Искусство, чуткое к тончайшим касаниям многоуровневой и многомерной Жизни, к отражению самых утонченных и самых сложных состояний духа, оставило немало свидетельств о той фигуре Любви, которую мы связали с взаимоотражением. Уникальным явлением ноумена Любви–Единения в отечественной культуре стала икона «Троица» А.Рублева (ок. 1360–70 – ок. 1430). Замечательная статья П.Флоренского, посвященная духовным смыслам «Троицы», цитируется в статье Л.А.Шумихина2. Дополним ее лишь тем, что искусствоведы не раз отмечали особенности построения иконы, основанного на тончайших нюансах согласий и подобий, на ритмических, а не метрических, повторах, на принципах фрактальности, или резонансности, как сказали бы сегодня в контексте синергетического подхода. Словно сокровенная «книга тихих созерцаний», переживаются здесь детали: и перстосложение, и жесты, и наклоны голов, и ракурсы поз, и абрис крыльев… Словно песнь утра среди среднерусских полей, звучит общее колористическое решение, построенное на тончайших согласованиях, – известных в цветоведении много позже как «цветовой круг Гёте», – теплоты золотистых охр, травной зелени, «владимирской вишни», голубца и др.

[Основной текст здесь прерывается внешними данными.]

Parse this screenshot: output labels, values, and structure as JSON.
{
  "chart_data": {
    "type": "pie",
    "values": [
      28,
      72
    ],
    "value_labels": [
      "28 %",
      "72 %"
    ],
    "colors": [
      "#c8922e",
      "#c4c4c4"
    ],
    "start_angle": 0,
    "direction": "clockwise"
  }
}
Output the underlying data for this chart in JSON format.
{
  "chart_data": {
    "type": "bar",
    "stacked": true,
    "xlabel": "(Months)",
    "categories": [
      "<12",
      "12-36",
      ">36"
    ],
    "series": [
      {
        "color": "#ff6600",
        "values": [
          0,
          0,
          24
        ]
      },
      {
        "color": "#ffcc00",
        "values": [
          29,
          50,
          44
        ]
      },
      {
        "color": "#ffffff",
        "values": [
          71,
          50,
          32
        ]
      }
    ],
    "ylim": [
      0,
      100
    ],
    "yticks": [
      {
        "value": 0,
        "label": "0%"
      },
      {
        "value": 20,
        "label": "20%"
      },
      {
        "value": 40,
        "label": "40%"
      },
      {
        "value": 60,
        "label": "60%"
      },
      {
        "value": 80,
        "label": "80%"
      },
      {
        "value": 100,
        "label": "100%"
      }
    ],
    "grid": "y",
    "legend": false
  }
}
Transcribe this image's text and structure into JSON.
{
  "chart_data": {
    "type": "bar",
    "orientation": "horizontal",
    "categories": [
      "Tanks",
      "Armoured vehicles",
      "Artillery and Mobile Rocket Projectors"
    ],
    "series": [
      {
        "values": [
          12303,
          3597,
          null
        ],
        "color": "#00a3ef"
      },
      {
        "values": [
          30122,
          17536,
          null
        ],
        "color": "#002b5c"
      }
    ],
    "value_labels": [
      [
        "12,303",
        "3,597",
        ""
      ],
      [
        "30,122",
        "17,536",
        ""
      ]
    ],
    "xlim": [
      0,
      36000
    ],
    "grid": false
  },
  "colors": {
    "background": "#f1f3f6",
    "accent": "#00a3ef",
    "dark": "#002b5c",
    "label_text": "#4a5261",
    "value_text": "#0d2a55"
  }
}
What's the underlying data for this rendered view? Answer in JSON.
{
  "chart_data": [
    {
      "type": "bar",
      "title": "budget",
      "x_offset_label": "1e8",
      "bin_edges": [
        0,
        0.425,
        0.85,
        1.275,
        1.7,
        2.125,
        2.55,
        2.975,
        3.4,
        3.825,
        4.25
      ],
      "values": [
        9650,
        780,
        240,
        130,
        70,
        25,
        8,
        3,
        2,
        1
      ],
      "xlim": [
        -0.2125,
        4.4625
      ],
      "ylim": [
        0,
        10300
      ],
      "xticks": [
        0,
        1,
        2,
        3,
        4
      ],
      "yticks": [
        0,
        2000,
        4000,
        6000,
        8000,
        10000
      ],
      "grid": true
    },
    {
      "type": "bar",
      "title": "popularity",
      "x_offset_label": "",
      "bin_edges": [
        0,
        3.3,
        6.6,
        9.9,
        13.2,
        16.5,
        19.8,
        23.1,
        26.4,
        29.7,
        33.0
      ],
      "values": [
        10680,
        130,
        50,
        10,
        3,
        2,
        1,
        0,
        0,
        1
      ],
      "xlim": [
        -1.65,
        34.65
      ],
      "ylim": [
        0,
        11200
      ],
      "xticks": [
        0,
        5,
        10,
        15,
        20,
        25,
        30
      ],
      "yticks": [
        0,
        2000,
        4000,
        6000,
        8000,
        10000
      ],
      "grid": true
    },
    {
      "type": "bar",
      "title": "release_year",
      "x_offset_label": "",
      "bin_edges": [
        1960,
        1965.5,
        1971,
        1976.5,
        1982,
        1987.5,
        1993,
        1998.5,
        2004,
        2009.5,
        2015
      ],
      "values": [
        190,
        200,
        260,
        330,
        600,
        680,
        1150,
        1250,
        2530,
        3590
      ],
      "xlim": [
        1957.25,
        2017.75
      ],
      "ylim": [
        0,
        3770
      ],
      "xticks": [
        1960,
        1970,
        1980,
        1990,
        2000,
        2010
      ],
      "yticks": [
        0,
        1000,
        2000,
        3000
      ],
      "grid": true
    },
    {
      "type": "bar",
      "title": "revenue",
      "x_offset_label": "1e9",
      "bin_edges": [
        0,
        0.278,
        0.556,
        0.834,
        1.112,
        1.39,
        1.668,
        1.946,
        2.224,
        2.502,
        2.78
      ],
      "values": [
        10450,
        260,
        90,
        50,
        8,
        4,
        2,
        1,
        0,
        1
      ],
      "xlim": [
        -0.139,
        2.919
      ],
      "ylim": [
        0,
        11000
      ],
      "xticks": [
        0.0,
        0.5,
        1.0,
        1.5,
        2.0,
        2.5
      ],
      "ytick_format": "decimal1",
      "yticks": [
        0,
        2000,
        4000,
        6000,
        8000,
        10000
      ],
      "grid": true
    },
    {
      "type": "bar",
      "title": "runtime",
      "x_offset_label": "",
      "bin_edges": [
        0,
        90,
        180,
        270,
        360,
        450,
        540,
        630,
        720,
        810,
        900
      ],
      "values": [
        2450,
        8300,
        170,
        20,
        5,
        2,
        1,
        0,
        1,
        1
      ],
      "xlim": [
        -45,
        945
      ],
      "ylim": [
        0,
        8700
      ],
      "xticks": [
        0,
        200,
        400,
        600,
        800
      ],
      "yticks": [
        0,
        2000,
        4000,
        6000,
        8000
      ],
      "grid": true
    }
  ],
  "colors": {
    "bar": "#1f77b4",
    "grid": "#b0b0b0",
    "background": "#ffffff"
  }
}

Мотив жертвенной чаши, чаши Искупления, Сосуда Божественного Огня многократным эхо отражается в общем композиционном рисунке иконы: вначале в виде чаши с тельцом, вписанной в прямоугольник столешницы, затем в контурах межпредметного пространства, образованного краями одежд, покрывающих ноги Ангелов, и подножием; наконец, в абрисе крыльев Ангелов, охватывающих, окрыляющих и возносящих весь композиционный мир иконы. Чаша Вознесения.

Любовь Земли, Воды и Неба как взаимоотражение великих мирообразующих стихий наполняет поразительную ксилографию японского мастера К.Хокусая (1760–1849) «Фудзи, отраженная в воде» из серии «100 видов Фудзи».

Образ духовно-душевных переживаний Любви как взаимоотражения звучит в работах другого японского графика, С.Харунобу (1725–1770). В одной из них – «Влюбленные, играющие на одном сямисэне» – два тела, два лица, две души объединены плавным, неторопливо бегущим певучим абрисом, образующим некую единую сложносоподчиненную фигуру, у которой две руки: одна «держит» струны на грифе инструмента, другая подобием плектра «перебирает» их на корпусе. Так рождается Звук, Звуки, Мелодия, графически записанная в четкой метрике рисунка полосатого мужского кимоно и сопровождающем ее сложном прихотливом орнаменте женского. Этот же прием повторен художником в ксилографии, изображающей влюбленных, как-то особенно «ладно» переходящих вброд реку. И здесь на две фигуры изо­бражены две ноги.

Данный способ пластического обобщения встречается и в произведениях европейских мастеров. Так, в одной из живописных работ М.Шагала (1887–1985), посвященных мотиву влюбленных, две склоненные навстречу друг другу фигуры, словно лепестки одного цветка, имеют как будто одно лицо, один профиль, одну головку.

Тонкий и сложный образ духовно-душевных переживаний Любви-единения «остановлен» в гравюрах К.Утамаро (1753–1806). Здесь, как отмечают исследователи, нет контрастов типа: любовь–ненависть; преданность–измена; отчаяние–восторг. Амплитуда душевных движений героев Утамаро – любовь–размолвка, преданность–несогласие, светлая печаль–негромкая радость. Изображая сцену размолвки, поместив фигуры спиной друг к другу, Утамаро передает момент душевной несогласованности, но не конфликт. Фигуры объединены единым ритмом линий: родившись в одной, линия, чуть изменившись, продолжается в другой фигуре. И это внутреннее единство смягчает конфликт, сообщает ему оттенки грусти, раздумья, скорее объединяющие героев, чем углубляющие их несогласие.

Поистине, перефразируя В.С.Соловьева, можно сказать: Любовь – «решающий [синергийный. – О.У.] жизненный эксперимент»1.